Quote Originally Posted by Chubistian View Post
I just bought this volume which has ASM 224 to 251 and Annuals 16 & 17, so I’m finally going to experience the original Hobgoblin (and Stern’s run). As a kid, I didn’t know there were different Hobgoblins, and later on I discovered I had been exposed to Macendale more than to Kingsley. I’m pretty hyped for this reading. I’m also buying some Slott’s issues from time to time, and I like what I see about Roderick, though using others to impersonate him is becoming a cliche to make fun of
Jason Macendale in fact has been continuously the Hobgoblin for a longer period of time than Kingsley and it was Macendale's Hobgoblin that showed up in the Fox Cartoon.

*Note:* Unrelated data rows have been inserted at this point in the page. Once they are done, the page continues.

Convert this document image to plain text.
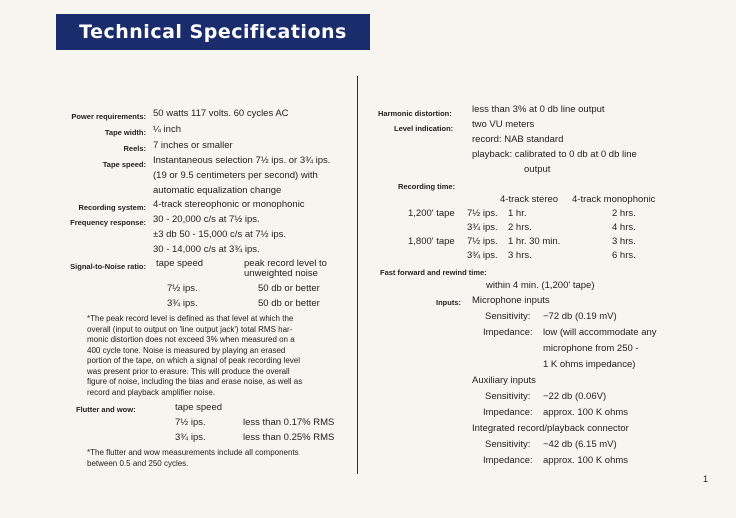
Technical Specifications
Power requirements: 50 watts 117 volts. 60 cycles AC
Tape width: ¼ inch
Reels: 7 inches or smaller
Tape speed: Instantaneous selection 7½ ips. or 3¾ ips.
(19 or 9.5 centimeters per second) with
automatic equalization change
Recording system: 4-track stereophonic or monophonic
Frequency response: 30 - 20,000 c/s at 7½ ips.
±3 db 50 - 15,000 c/s at 7½ ips.
30 - 14,000 c/s at 3¾ ips.
Signal-to-Noise ratio: tape speed	peak record level to
unweighted noise
7½ ips.	50 db or better
3¾ ips.	50 db or better
*The peak record level is defined as that level at which the
overall (input to output on 'line output jack') total RMS har-
monic distortion does not exceed 3% when measured on a
400 cycle tone. Noise is measured by playing an erased
portion of the tape, on which a signal of peak recording level
was present prior to erasure. This will produce the overall
figure of noise, including the bias and erase noise, as well as
record and playback amplifier noise.
Flutter and wow:	tape speed
7½ ips.	less than 0.17% RMS
3¾ ips.	less than 0.25% RMS
*The flutter and wow measurements include all components
between 0.5 and 250 cycles.
Harmonic distortion: less than 3% at 0 db line output
Level indication: two VU meters
record: NAB standard
playback: calibrated to 0 db at 0 db line
output
Recording time:
4-track stereo 4-track monophonic
1,200' tape 7½ ips. 1 hr.	2 hrs.
3¾ ips. 2 hrs.	4 hrs.
1,800' tape 7½ ips. 1 hr. 30 min.	3 hrs.
3¾ ips. 3 hrs.	6 hrs.
Fast forward and rewind time:
within 4 min. (1,200' tape)
Inputs: Microphone inputs
Sensitivity: −72 db (0.19 mV)
Impedance: low (will accommodate any
microphone from 250 -
1 K ohms impedance)
Auxiliary inputs
Sensitivity: −22 db (0.06V)
Impedance: approx. 100 K ohms
Integrated record/playback connector
Sensitivity: −42 db (6.15 mV)
Impedance: approx. 100 K ohms
1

Incidentally Jason Macendale's first artist was none other than...Steve Ditko. When he first appeared in Machine Man, it was Ditko who drew him and co-created him but he wasn't Hobgoblin then. They made him Hobgoblin in #289 after they ended the original mystery by saying it was Ned Leeds and Macendale became Hobgoblin's legacy character, basically a way to keep the identity by jettisoning the mystery.

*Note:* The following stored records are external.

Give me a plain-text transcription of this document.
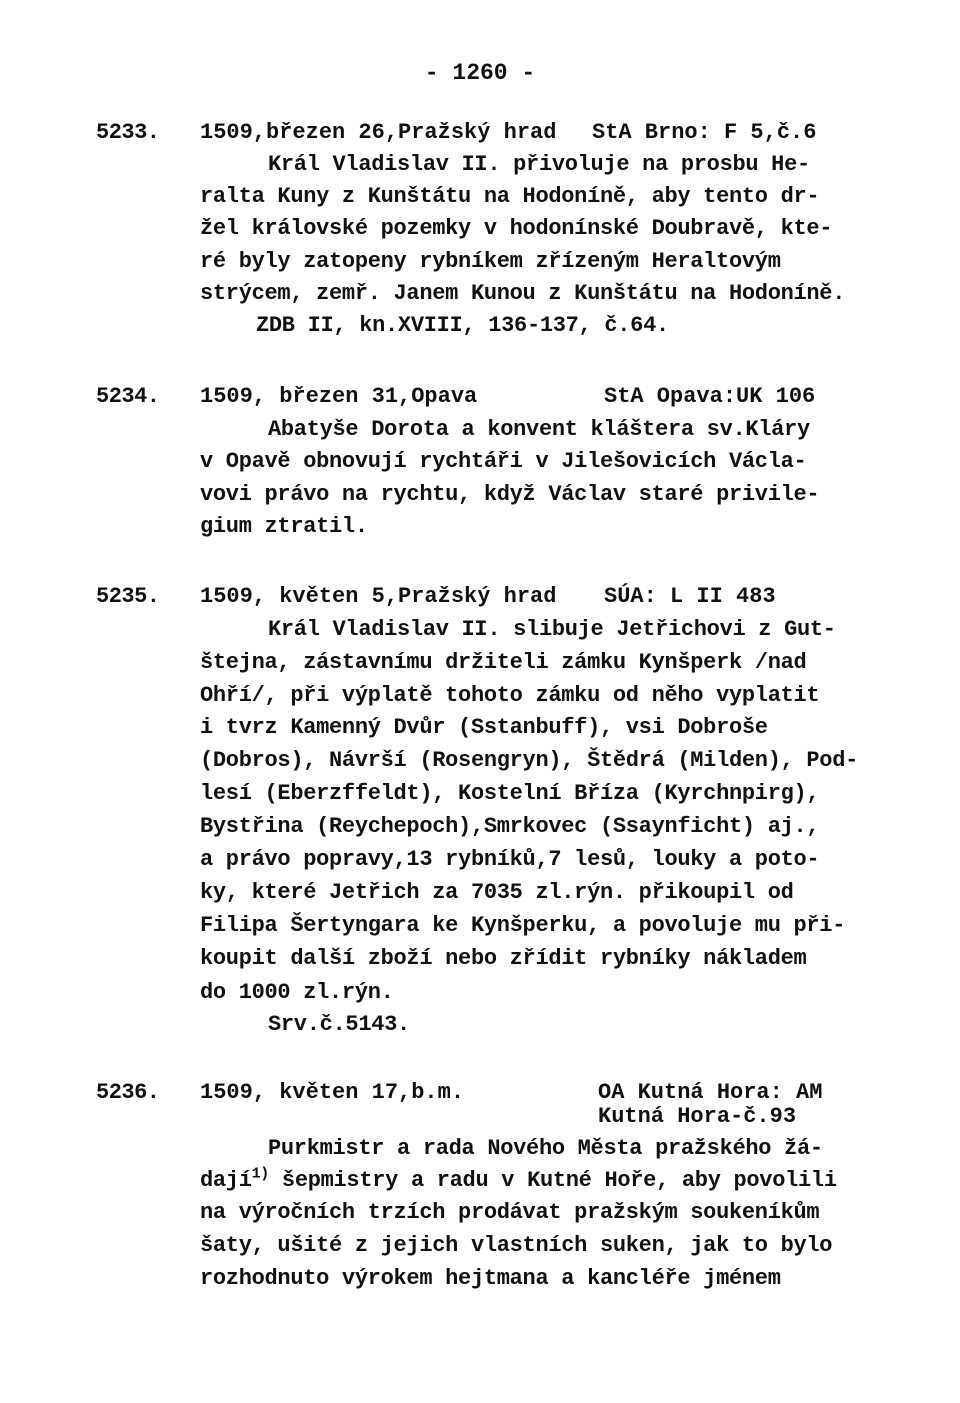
- 1260 -
5233. 1509,březen 26,Pražský hrad StA Brno: F 5,č.6
Král Vladislav II. přivoluje na prosbu He-
ralta Kuny z Kunštátu na Hodoníně, aby tento dr-
žel královské pozemky v hodonínské Doubravě, kte-
ré byly zatopeny rybníkem zřízeným Heraltovým
strýcem, zemř. Janem Kunou z Kunštátu na Hodoníně.
ZDB II, kn.XVIII, 136-137, č.64.
5234. 1509, březen 31,Opava	StA Opava:UK 106
Abatyše Dorota a konvent kláštera sv.Kláry
v Opavě obnovují rychtáři v Jilešovicích Václa-
vovi právo na rychtu, když Václav staré privile-
gium ztratil.
5235. 1509, květen 5,Pražský hrad SÚA: L II 483
Král Vladislav II. slibuje Jetřichovi z Gut-
štejna, zástavnímu držiteli zámku Kynšperk /nad
Ohří/, při výplatě tohoto zámku od něho vyplatit
i tvrz Kamenný Dvůr (Sstanbuff), vsi Dobroše
(Dobros), Návrší (Rosengryn), Štědrá (Milden), Pod-
lesí (Eberzffeldt), Kostelní Bříza (Kyrchnpirg),
Bystřina (Reychepoch),Smrkovec (Ssaynficht) aj.,
a právo popravy,13 rybníků,7 lesů, louky a poto-
ky, které Jetřich za 7035 zl.rýn. přikoupil od
Filipa Šertyngara ke Kynšperku, a povoluje mu při-
koupit další zboží nebo zřídit rybníky nákladem
do 1000 zl.rýn.
Srv.č.5143.
5236. 1509, květen 17,b.m.	OA Kutná Hora: AM
Kutná Hora-č.93
Purkmistr a rada Nového Města pražského žá-
dají$^{1)}$ šepmistry a radu v Kutné Hoře, aby povolili
na výročních trzích prodávat pražským soukeníkům
šaty, ušité z jejich vlastních suken, jak to bylo
rozhodnuto výrokem hejtmana a kancléře jménem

So in a larger sense, Macendale's lineage as the Hobgoblin is truer than Kingsley. He was the first Hobgoblin who was adapted to another medium, he was co-created by Ditko, he appeared as the Hobgoblin continuously for ten years. Whereas Roderick Kingsley was this mystery character that most fans didn't care about until Roger Stern's Hobgoblin Lives and when Kingsley came back in the same year that Norman was resurrected, and then you had Goblins at the Gate which established Norman as the Alpha Goblin, so Kingsley returned as Kingsley and became a minor and underused part of Spider-Man's rogues.